In other words, even a conventionally-grown apple has a higher environmental effectiveness than organically-grown tobacco. And a coal station bringing reading lights to illiterate children is more environmentally effective than one which brings more air conditioning to New Yorkers.
For a while, as my thinking went, I thought that consumer technology could not have a high environmental effectiveness. Much of our technology–video games, TV and computer screens–has the effect of isolating us from each other and so may not enhance our lives in the long run.
And I’ve argued about this with Natalie Jeremijenko, the NYU professor whom we’ve met on this blog before and whom I’m helping to teach a course. She always said that technology in itself was not bad for life enhancement, but that it depended on how it “structured participation.”
Her point was that tech could be built to bring people together and promote community and relationship depending how the “participation was structured” (remember I told you to remember that phrase?). In other words, tech could, in fact, have a high life enhancement and therefore a high, by my definition above, environmental effectiveness.

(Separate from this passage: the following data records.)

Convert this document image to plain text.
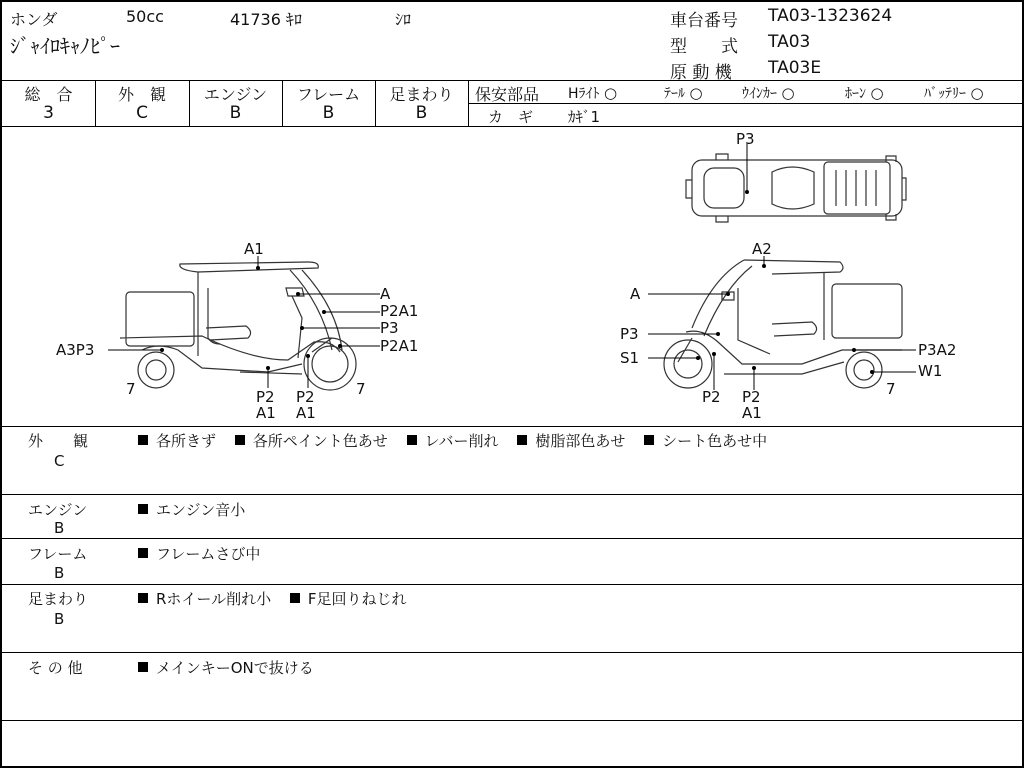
ホンダ	50cc	41736 ｷﾛ	ｼﾛ
ｼﾞｬｲﾛｷｬﾉﾋﾟｰ
車台番号 TA03-1323624
型　　式 TA03
原 動 機 TA03E
総　合
3
外　観
C
エンジン
B
フレーム
B
足まわり
B
保安部品 Hﾗｲﾄ ○	ﾃｰﾙ ○	ｳｲﾝｶｰ ○	ﾎｰﾝ ○	ﾊﾞｯﾃﾘｰ ○
カ　ギ ｶｷﾞ1
A1
A
P2A1
P3
P2A1
A3P3
7	7
P2
A1
P2
A1
P3
A2
A
P3
S1	P3A2
W1
7
P2 P2
A1
外　　観
C
各所きず 各所ペイント色あせ レバー削れ 樹脂部色あせ シート色あせ中
エンジン
B
エンジン音小
フレーム
B
フレームさび中
足まわり
B
Rホイール削れ小 F足回りねじれ
そ の 他	メインキーONで抜ける
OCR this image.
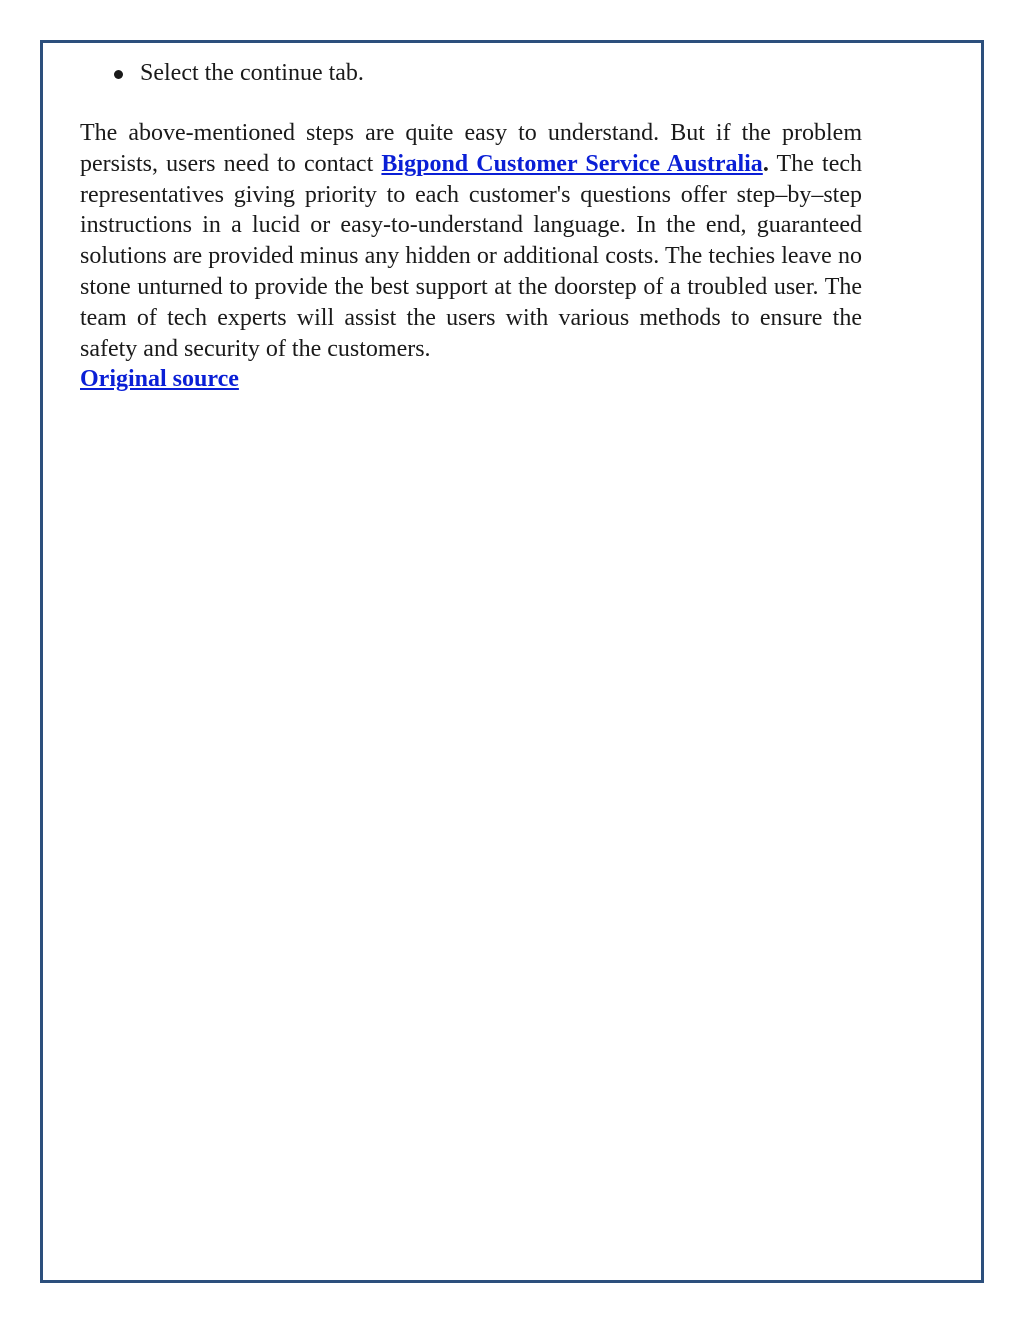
Select the continue tab.

The above-mentioned steps are quite easy to understand. But if the problem persists, users need to contact Bigpond Customer Service Australia. The tech representatives giving priority to each customer's questions offer step–by–step instructions in a lucid or easy-to-understand language. In the end, guaranteed solutions are provided minus any hidden or additional costs. The techies leave no stone unturned to provide the best support at the doorstep of a troubled user. The team of tech experts will assist the users with various methods to ensure the safety and security of the customers.

Original source
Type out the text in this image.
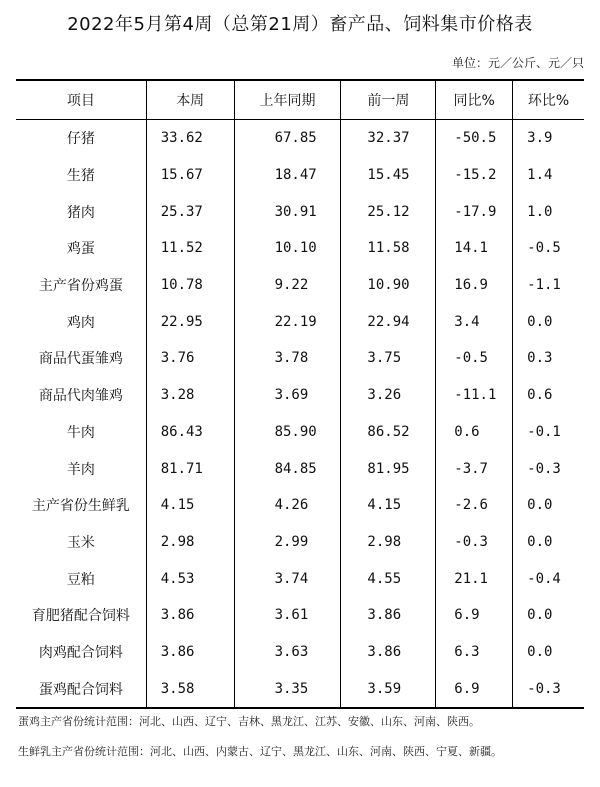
2022年5月第4周（总第21周）畜产品、饲料集市价格表
单位：元／公斤、元／只
项目	本周	上年同期	前一周	同比%	环比%
仔猪	33.62	67.85	32.37	-50.5	3.9
生猪	15.67	18.47	15.45	-15.2	1.4
猪肉	25.37	30.91	25.12	-17.9	1.0
鸡蛋	11.52	10.10	11.58	14.1	-0.5
主产省份鸡蛋	10.78	9.22	10.90	16.9	-1.1
鸡肉	22.95	22.19	22.94	3.4	0.0
商品代蛋雏鸡	3.76	3.78	3.75	-0.5	0.3
商品代肉雏鸡	3.28	3.69	3.26	-11.1	0.6
牛肉	86.43	85.90	86.52	0.6	-0.1
羊肉	81.71	84.85	81.95	-3.7	-0.3
主产省份生鲜乳	4.15	4.26	4.15	-2.6	0.0
玉米	2.98	2.99	2.98	-0.3	0.0
豆粕	4.53	3.74	4.55	21.1	-0.4
育肥猪配合饲料	3.86	3.61	3.86	6.9	0.0
肉鸡配合饲料	3.86	3.63	3.86	6.3	0.0
蛋鸡配合饲料	3.58	3.35	3.59	6.9	-0.3
蛋鸡主产省份统计范围：河北、山西、辽宁、吉林、黑龙江、江苏、安徽、山东、河南、陕西。
生鲜乳主产省份统计范围：河北、山西、内蒙古、辽宁、黑龙江、山东、河南、陕西、宁夏、新疆。
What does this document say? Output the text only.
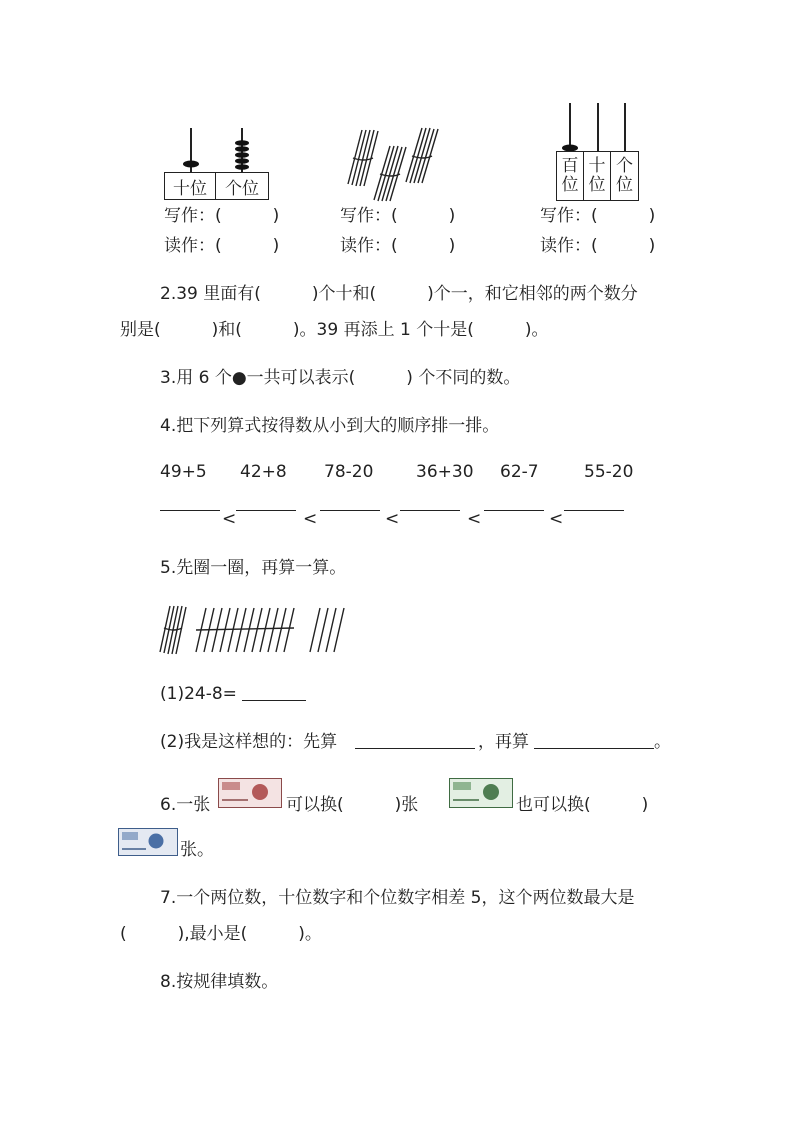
十位	个位
百
位
十
位
个
位
写作：(　　　)
读作：(　　　)
写作：(　　　)
读作：(　　　)
写作：(　　　)
读作：(　　　)
2.39 里面有(　　　)个十和(　　　)个一，和它相邻的两个数分
别是(　　　)和(　　　)。39 再添上 1 个十是(　　　)。
3.用 6 个●一共可以表示(　　　) 个不同的数。
4.把下列算式按得数从小到大的顺序排一排。
49+5 42+8 78-20	36+30 62-7	55-20
<	<	<	<	<
5.先圈一圈，再算一算。
(1)24-8=
(2)我是这样想的：先算	，再算	。
6.一张	可以换(　　　)张	也可以换(　　　)
张。
7.一个两位数，十位数字和个位数字相差 5，这个两位数最大是
(　　　),最小是(　　　)。
8.按规律填数。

Now watch the video above. It is this wonderful animation, put together by Natalie, that finally convinced me of her argument. It is based on her studies of how people interact in an art gallery, depending on whether the gallery provides information about the art using text, private ear phones, or a push button loudspeaker.
The video shows three cases. As Natalie writes (slightly adapted by me) on her Vimeo page:
The first case demonstrates the traditional public display of text on museum wall, which, because of the social convention of quiet-while-some-one-is-reading, you can be standing next to someone, but not talk to them and never hear anything of what they are thinking.
In the second case, we see the curatorial information is presented as an audio tour via a privatized audio environment via headset (or similar). This has the effect of synchronizing people temporally, but precludes local discussion–you can’t hear what anyone nearby is saying.
In the third case the curatorial information is presented via a deliberately triggered loudspeaker. This creates a shared audio context for a small group, momentarily synchronizing people spatially and temporally, and providing an opportunity for local comments and discussion.
In the Video Interaction study from which this animation is drawn, the amount of convivial interaction surrounding the speakers was remarkable. If there were other people at an exhibition you were very unlikely not to talk to them (3 in 400 cases); you stayed longer at a works with speakers than the same work without, but the length of time you allocated varied with the number of people who were also there. That is, you stayed longer if there were 4 people other people than if there were 1, as if they were valuable sources of information.
There are two important points here.
One is that the technology–and indeed many of our cultural systems–can be used to pull people apart or draw them together. In other words, we can use resources effectively to enhance life or we can simply use them to make a profit on selling gadgets, regardless of their social effects.
And it seems to me that, using the equation above as a guide to effectiveness, the responsible product designer, with an interest in sustainability, would ensure that his/her designs have the effect of at least delivering high life quality in return for the resources used.
But there is one more point to be made from Natalie’s study–what we talk about nonstop here on this blog. It’s a question, as she puts it, of how we “structure participation” in responses to the environmental emergency.
How do we structure our communication, our organizations, and our efforts in such a way that they don’t act like the private headsets that set our efforts apart but like the shared speakers that bring them together.
How do we find ways that get people talking and inspiring further efforts? How do we get people to take part in our democracy?
That, as Natalie might put it, all depends on how we “structure participation.”